The novel loses its drive when Lin leaves India to fight in "Khader's war," as the Afghan attempts to deliver weapons and other aid to the insurgency against the Soviets in the late 1980s. Here, Roberts ties up the various strands of this story, revealing the invisible net that has connected all of Lin's experiences, from the slum to Karla to his work for Khader. But his tying-up seems more important to the plot than it does to the novel, and the book lags in these pages.

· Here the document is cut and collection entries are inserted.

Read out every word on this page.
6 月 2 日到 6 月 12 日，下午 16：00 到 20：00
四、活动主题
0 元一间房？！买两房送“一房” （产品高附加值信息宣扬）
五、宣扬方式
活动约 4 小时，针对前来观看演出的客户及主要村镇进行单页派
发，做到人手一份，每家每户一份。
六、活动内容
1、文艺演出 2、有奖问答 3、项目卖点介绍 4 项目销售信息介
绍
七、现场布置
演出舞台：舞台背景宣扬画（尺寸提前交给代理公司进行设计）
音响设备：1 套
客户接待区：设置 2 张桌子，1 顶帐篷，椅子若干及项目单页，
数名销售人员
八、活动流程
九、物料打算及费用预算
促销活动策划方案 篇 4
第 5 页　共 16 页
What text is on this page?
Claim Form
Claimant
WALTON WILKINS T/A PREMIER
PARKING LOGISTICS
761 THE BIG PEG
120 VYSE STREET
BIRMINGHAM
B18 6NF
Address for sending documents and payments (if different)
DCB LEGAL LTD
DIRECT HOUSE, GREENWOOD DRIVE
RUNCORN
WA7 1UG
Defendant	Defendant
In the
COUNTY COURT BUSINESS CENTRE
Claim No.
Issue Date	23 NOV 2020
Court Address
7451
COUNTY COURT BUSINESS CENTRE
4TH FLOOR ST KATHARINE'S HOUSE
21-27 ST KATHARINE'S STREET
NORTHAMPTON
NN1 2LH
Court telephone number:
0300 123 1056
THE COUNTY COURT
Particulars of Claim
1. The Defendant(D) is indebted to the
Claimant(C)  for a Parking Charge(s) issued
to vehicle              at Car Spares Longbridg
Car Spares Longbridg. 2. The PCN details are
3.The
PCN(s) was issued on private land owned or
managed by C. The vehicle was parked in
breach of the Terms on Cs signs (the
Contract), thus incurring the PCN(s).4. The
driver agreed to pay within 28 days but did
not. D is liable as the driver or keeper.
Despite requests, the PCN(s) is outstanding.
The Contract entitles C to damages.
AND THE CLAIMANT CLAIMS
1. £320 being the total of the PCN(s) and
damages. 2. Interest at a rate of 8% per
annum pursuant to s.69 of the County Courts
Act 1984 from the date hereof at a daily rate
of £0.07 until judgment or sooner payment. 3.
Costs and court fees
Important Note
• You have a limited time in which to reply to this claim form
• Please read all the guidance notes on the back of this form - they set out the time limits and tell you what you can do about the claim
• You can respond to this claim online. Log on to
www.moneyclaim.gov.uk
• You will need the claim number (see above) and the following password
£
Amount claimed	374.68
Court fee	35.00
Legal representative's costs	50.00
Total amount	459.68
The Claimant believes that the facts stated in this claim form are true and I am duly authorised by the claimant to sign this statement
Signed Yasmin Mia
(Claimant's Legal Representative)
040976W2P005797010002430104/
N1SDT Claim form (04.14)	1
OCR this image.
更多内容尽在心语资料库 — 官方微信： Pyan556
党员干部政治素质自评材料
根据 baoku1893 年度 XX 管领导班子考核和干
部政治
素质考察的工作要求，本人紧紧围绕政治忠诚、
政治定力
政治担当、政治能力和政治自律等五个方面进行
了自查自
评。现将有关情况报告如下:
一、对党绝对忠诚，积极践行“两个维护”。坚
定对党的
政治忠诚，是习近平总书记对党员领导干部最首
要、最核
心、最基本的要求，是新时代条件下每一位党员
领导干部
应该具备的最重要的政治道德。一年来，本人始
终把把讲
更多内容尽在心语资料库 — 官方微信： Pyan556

Lin's transformation, which gives the novel its name, is problematic as well. Toward the end, he offers a well-paying job in Khader's illegal enterprise to two friends from the slum. "I'd never anticipated the saddened and offended expressions that closed their smiles," Roberts writes. "Was I so far out of touch with the thoughts and feelings of decent men?" Yes, but he doesn't seem to catch on. It's hard to believe the character who displays so much wisdom is still working for the mafia at the end, going off to fight another part of Khader's war, after an alleged realization that the violent struggle for power is always wrong.
Despite this failing, Shantaram displays an intelligence about human nature and a warmth for the human race that continue to be alluring long after the plot loses steam. Early on Lin talks about a peculiar Indian custom that he calls "amiable abduction." "For months, in the slum, I'd succumbed to the vague and mysterious invitations of friends to accompany them to unspecified places, for unknown purposes. You come, people said with smiling urgency, never feeling the need to tell me where we were going, or why. You come now!" Shantaram itself is an amiable abduction. Roberts brings us through Bombay's slums and opium houses, its prostitution dens and ex-pat bars, saying, You come now. And we follow.